I started thinking about this a lot in the fall of 2019. I’d had enough hospital visits and referrals to specialists where doctors had sort of shrugged and said essentially, “Whatever’s wrong, it’s not this. It’s not my department.” I needed the right doctor, and we finally found each other on Labour Day weekend in yet another emergency room visit. He took things really seriously, referring me to what felt like endless tests and imaging and blood work. I remember so clearly sitting in church the first Sunday after my first non-ER appointment with the new doctor. I went from feeling like I needed to fight to be taken seriously to worrying about how serious the new doctor was taking things. “Okay, God,” I prayed. “I know you’re in control. You already know what’s wrong, and with you, I’m going to be okay.”

“What if you’re not though?” I heard the Holy Spirit whisper in my soul. “What if you’re not okay?” Is your faith big enough to survive that?” I went home from church with that question still spinning in my head and heart. 

Later that week, I wrote this in my journal:

It’s so tempting in the middle of this medical mystery to think, “It’s okay.
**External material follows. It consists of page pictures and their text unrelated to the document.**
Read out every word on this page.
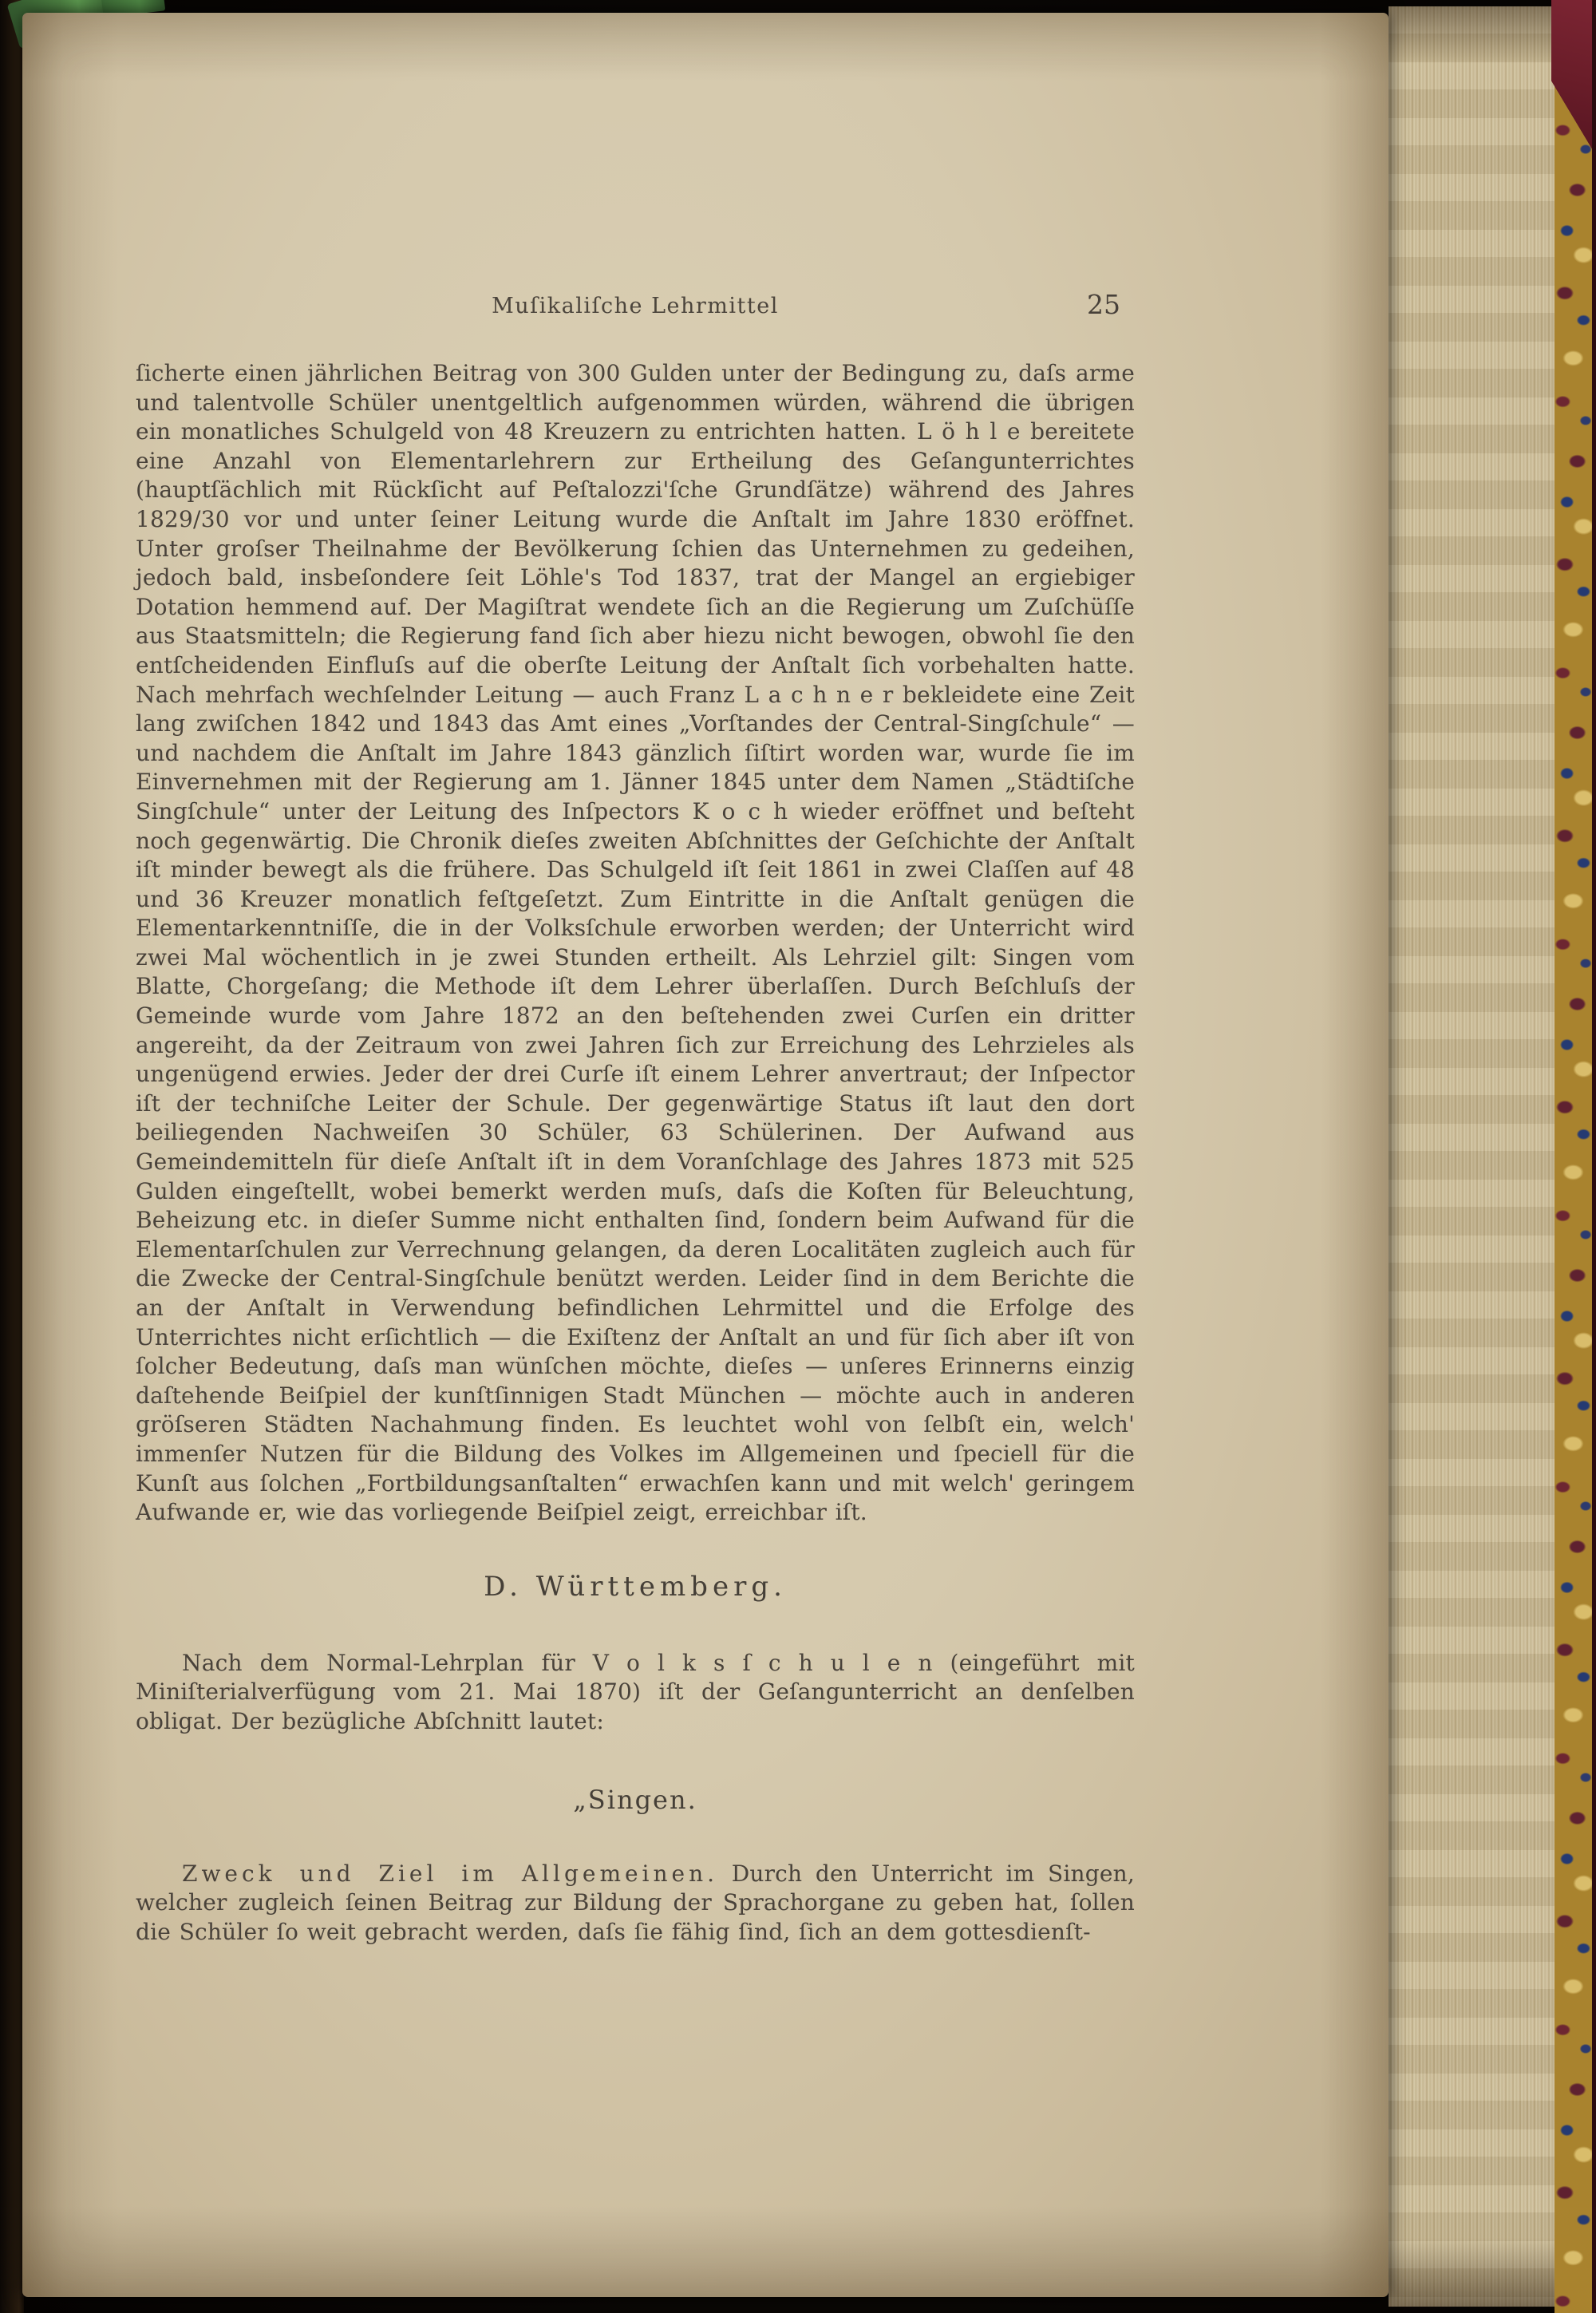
Muſikaliſche Lehrmittel	25

ſicherte einen jährlichen Beitrag von 300 Gulden unter der Bedingung zu, daſs arme und talentvolle Schüler unentgeltlich aufgenommen würden, während die übrigen ein monatliches Schulgeld von 48 Kreuzern zu entrichten hatten. L ö h l e bereitete eine Anzahl von Elementarlehrern zur Ertheilung des Geſangunterrichtes (hauptſächlich mit Rückſicht auf Peſtalozzi'ſche Grundſätze) während des Jahres 1829/30 vor und unter ſeiner Leitung wurde die Anſtalt im Jahre 1830 eröffnet. Unter groſser Theilnahme der Bevölkerung ſchien das Unternehmen zu gedeihen, jedoch bald, insbeſondere ſeit Löhle's Tod 1837, trat der Mangel an ergiebiger Dotation hemmend auf. Der Magiſtrat wendete ſich an die Regierung um Zuſchüſſe aus Staatsmitteln; die Regierung fand ſich aber hiezu nicht bewogen, obwohl ſie den entſcheidenden Einfluſs auf die oberſte Leitung der Anſtalt ſich vorbehalten hatte. Nach mehrfach wechſelnder Leitung — auch Franz L a c h n e r bekleidete eine Zeit lang zwiſchen 1842 und 1843 das Amt eines „Vorſtandes der Central-Singſchule“ — und nachdem die Anſtalt im Jahre 1843 gänzlich ſiſtirt worden war, wurde ſie im Einvernehmen mit der Regierung am 1. Jänner 1845 unter dem Namen „Städtiſche Singſchule“ unter der Leitung des Inſpectors K o c h wieder eröffnet und beſteht noch gegenwärtig. Die Chronik dieſes zweiten Abſchnittes der Geſchichte der Anſtalt iſt minder bewegt als die frühere. Das Schulgeld iſt ſeit 1861 in zwei Claſſen auf 48 und 36 Kreuzer monatlich feſtgeſetzt. Zum Eintritte in die Anſtalt genügen die Elementarkenntniſſe, die in der Volksſchule erworben werden; der Unterricht wird zwei Mal wöchentlich in je zwei Stunden ertheilt. Als Lehrziel gilt: Singen vom Blatte, Chorgeſang; die Methode iſt dem Lehrer überlaſſen. Durch Beſchluſs der Gemeinde wurde vom Jahre 1872 an den beſtehenden zwei Curſen ein dritter angereiht, da der Zeitraum von zwei Jahren ſich zur Erreichung des Lehrzieles als ungenügend erwies. Jeder der drei Curſe iſt einem Lehrer anvertraut; der Inſpector iſt der techniſche Leiter der Schule. Der gegenwärtige Status iſt laut den dort beiliegenden Nachweiſen 30 Schüler, 63 Schülerinen. Der Aufwand aus Gemeindemitteln für dieſe Anſtalt iſt in dem Voranſchlage des Jahres 1873 mit 525 Gulden eingeſtellt, wobei bemerkt werden muſs, daſs die Koſten für Beleuchtung, Beheizung etc. in dieſer Summe nicht enthalten ſind, ſondern beim Aufwand für die Elementarſchulen zur Verrechnung gelangen, da deren Localitäten zugleich auch für die Zwecke der Central-Singſchule benützt werden. Leider ſind in dem Berichte die an der Anſtalt in Verwendung befindlichen Lehrmittel und die Erfolge des Unterrichtes nicht erſichtlich — die Exiſtenz der Anſtalt an und für ſich aber iſt von ſolcher Bedeutung, daſs man wünſchen möchte, dieſes — unſeres Erinnerns einzig daſtehende Beiſpiel der kunſtſinnigen Stadt München — möchte auch in anderen gröſseren Städten Nachahmung finden. Es leuchtet wohl von ſelbſt ein, welch' immenſer Nutzen für die Bildung des Volkes im Allgemeinen und ſpeciell für die Kunſt aus ſolchen „Fortbildungsanſtalten“ erwachſen kann und mit welch' geringem Aufwande er, wie das vorliegende Beiſpiel zeigt, erreichbar iſt.

D. Württemberg.

Nach dem Normal-Lehrplan für V o l k s ſ c h u l e n (eingeführt mit Miniſterialverfügung vom 21. Mai 1870) iſt der Geſangunterricht an denſelben obligat. Der bezügliche Abſchnitt lautet:

„Singen.

Zweck und Ziel im Allgemeinen. Durch den Unterricht im Singen, welcher zugleich ſeinen Beitrag zur Bildung der Sprachorgane zu geben hat, ſollen die Schüler ſo weit gebracht werden, daſs ſie fähig ſind, ſich an dem gottesdienſt-
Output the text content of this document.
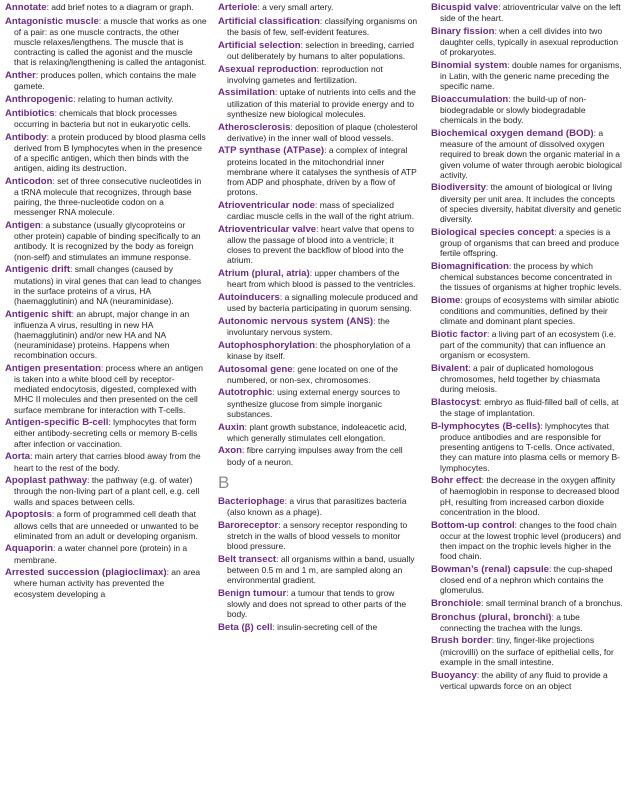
Annotate: add brief notes to a diagram or graph.

Antagonistic muscle: a muscle that works as one of a pair: as one muscle contracts, the other muscle relaxes/lengthens. The muscle that is contracting is called the agonist and the muscle that is relaxing/lengthening is called the antagonist.

Anther: produces pollen, which contains the male gamete.

Anthropogenic: relating to human activity.

Antibiotics: chemicals that block processes occurring in bacteria but not in eukaryotic cells.

Antibody: a protein produced by blood plasma cells derived from B lymphocytes when in the presence of a specific antigen, which then binds with the antigen, aiding its destruction.

Anticodon: set of three consecutive nucleotides in a tRNA molecule that recognizes, through base pairing, the three-nucleotide codon on a messenger RNA molecule.

Antigen: a substance (usually glycoproteins or other protein) capable of binding specifically to an antibody. It is recognized by the body as foreign (non-self) and stimulates an immune response.

Antigenic drift: small changes (caused by mutations) in viral genes that can lead to changes in the surface proteins of a virus, HA (haemagglutinin) and NA (neuraminidase).

Antigenic shift: an abrupt, major change in an influenza A virus, resulting in new HA (haemagglutinin) and/or new HA and NA (neuraminidase) proteins. Happens when recombination occurs.

Antigen presentation: process where an antigen is taken into a white blood cell by receptor-mediated endocytosis, digested, complexed with MHC II molecules and then presented on the cell surface membrane for interaction with T-cells.

Antigen-specific B-cell: lymphocytes that form either antibody-secreting cells or memory B-cells after infection or vaccination.

Aorta: main artery that carries blood away from the heart to the rest of the body.

Apoplast pathway: the pathway (e.g. of water) through the non-living part of a plant cell, e.g. cell walls and spaces between cells.

Apoptosis: a form of programmed cell death that allows cells that are unneeded or unwanted to be eliminated from an adult or developing organism.

Aquaporin: a water channel pore (protein) in a membrane.

Arrested succession (plagioclimax): an area where human activity has prevented the ecosystem developing a

Arteriole: a very small artery.

Artificial classification: classifying organisms on the basis of few, self-evident features.

Artificial selection: selection in breeding, carried out deliberately by humans to alter populations.

Asexual reproduction: reproduction not involving gametes and fertilization.

Assimilation: uptake of nutrients into cells and the utilization of this material to provide energy and to synthesize new biological molecules.

Atherosclerosis: deposition of plaque (cholesterol derivative) in the inner wall of blood vessels.

ATP synthase (ATPase): a complex of integral proteins located in the mitochondrial inner membrane where it catalyses the synthesis of ATP from ADP and phosphate, driven by a flow of protons.

Atrioventricular node: mass of specialized cardiac muscle cells in the wall of the right atrium.

Atrioventricular valve: heart valve that opens to allow the passage of blood into a ventricle; it closes to prevent the backflow of blood into the atrium.

Atrium (plural, atria): upper chambers of the heart from which blood is passed to the ventricles.

Autoinducers: a signalling molecule produced and used by bacteria participating in quorum sensing.

Autonomic nervous system (ANS): the involuntary nervous system.

Autophosphorylation: the phosphorylation of a kinase by itself.

Autosomal gene: gene located on one of the numbered, or non-sex, chromosomes.

Autotrophic: using external energy sources to synthesize glucose from simple inorganic substances.

Auxin: plant growth substance, indoleacetic acid, which generally stimulates cell elongation.

Axon: fibre carrying impulses away from the cell body of a neuron.

B

Bacteriophage: a virus that parasitizes bacteria (also known as a phage).

Baroreceptor: a sensory receptor responding to stretch in the walls of blood vessels to monitor blood pressure.

Belt transect: all organisms within a band, usually between 0.5 m and 1 m, are sampled along an environmental gradient.

Benign tumour: a tumour that tends to grow slowly and does not spread to other parts of the body.

Beta (β) cell: insulin-secreting cell of the

Bicuspid valve: atrioventricular valve on the left side of the heart.

Binary fission: when a cell divides into two daughter cells, typically in asexual reproduction of prokaryotes.

Binomial system: double names for organisms, in Latin, with the generic name preceding the specific name.

Bioaccumulation: the build-up of non-biodegradable or slowly biodegradable chemicals in the body.

Biochemical oxygen demand (BOD): a measure of the amount of dissolved oxygen required to break down the organic material in a given volume of water through aerobic biological activity.

Biodiversity: the amount of biological or living diversity per unit area. It includes the concepts of species diversity, habitat diversity and genetic diversity.

Biological species concept: a species is a group of organisms that can breed and produce fertile offspring.

Biomagnification: the process by which chemical substances become concentrated in the tissues of organisms at higher trophic levels.

Biome: groups of ecosystems with similar abiotic conditions and communities, defined by their climate and dominant plant species.

Biotic factor: a living part of an ecosystem (i.e. part of the community) that can influence an organism or ecosystem.

Bivalent: a pair of duplicated homologous chromosomes, held together by chiasmata during meiosis.

Blastocyst: embryo as fluid-filled ball of cells, at the stage of implantation.

B-lymphocytes (B-cells): lymphocytes that produce antibodies and are responsible for presenting antigens to T-cells. Once activated, they can mature into plasma cells or memory B-lymphocytes.

Bohr effect: the decrease in the oxygen affinity of haemoglobin in response to decreased blood pH, resulting from increased carbon dioxide concentration in the blood.

Bottom-up control: changes to the food chain occur at the lowest trophic level (producers) and then impact on the trophic levels higher in the food chain.

Bowman’s (renal) capsule: the cup-shaped closed end of a nephron which contains the glomerulus.

Bronchiole: small terminal branch of a bronchus.

Bronchus (plural, bronchi): a tube connecting the trachea with the lungs.

Brush border: tiny, finger-like projections (microvilli) on the surface of epithelial cells, for example in the small intestine.

Buoyancy: the ability of any fluid to provide a vertical upwards force on an object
It’s going to be okay. God’s got this under control.”

I see a little bit of that in the encouragement and reassurance of my friends who know a little bit about what I’m in the middle of. It’s not that I *don’t* think God is in control of all that happens… it’s just that I don’t think that’s a guarantee of a happy ending. It’s not a certainty that I’ll be okay. 

My brain wants to justify this – my years of church life – to say, “Even if I die, that’s just God’s will. It will be okay because I’ll be with Jesus and not in pain or fear of the next bout of symptoms.”

But is that *really* God’s will for me? Is that really God’s deepest desire for me, for my family, for my friends, my students?

What if it’s actually more true to say, “Whatever happens, Jesus is with me? Whether it’s awful or okay, Jesus is with me. If it’s awful, Jesus can use that to shape me, to teach me who he is. If it’s good, Jesus can use that to shape me, to teach me who he is. If it’s awful, Jesus will mourn with me. If it turns out okay, Jesus rejoices with me. Life doesn’t always turn out okay.”

People live with chronic illnesses. People die young and we say their lives were cut off tragically short. This isn’t God’s desire. And yet God is with us anyway. 

 

I’m still wrestling through this. I finally have a solid diagnosis and a surgery ahead of me that the surgeon tells me will make me feel so much better. Meanwhile, whether from the tumour or side effects of medication, I have a headache or migraine so frequently. I’ve had a headache for so many days of Christmas vacation that the days without a headache fade away and I start to feel like I can’t remember the last day when I felt good, like this is just my life now. I have to challenge myself to remember, to actively remember the truth, running my fingers over the word tattooed into my skin. 

This isn’t part of God’s design. But God can use it. God is here with me, Emmanuel, in my suffering.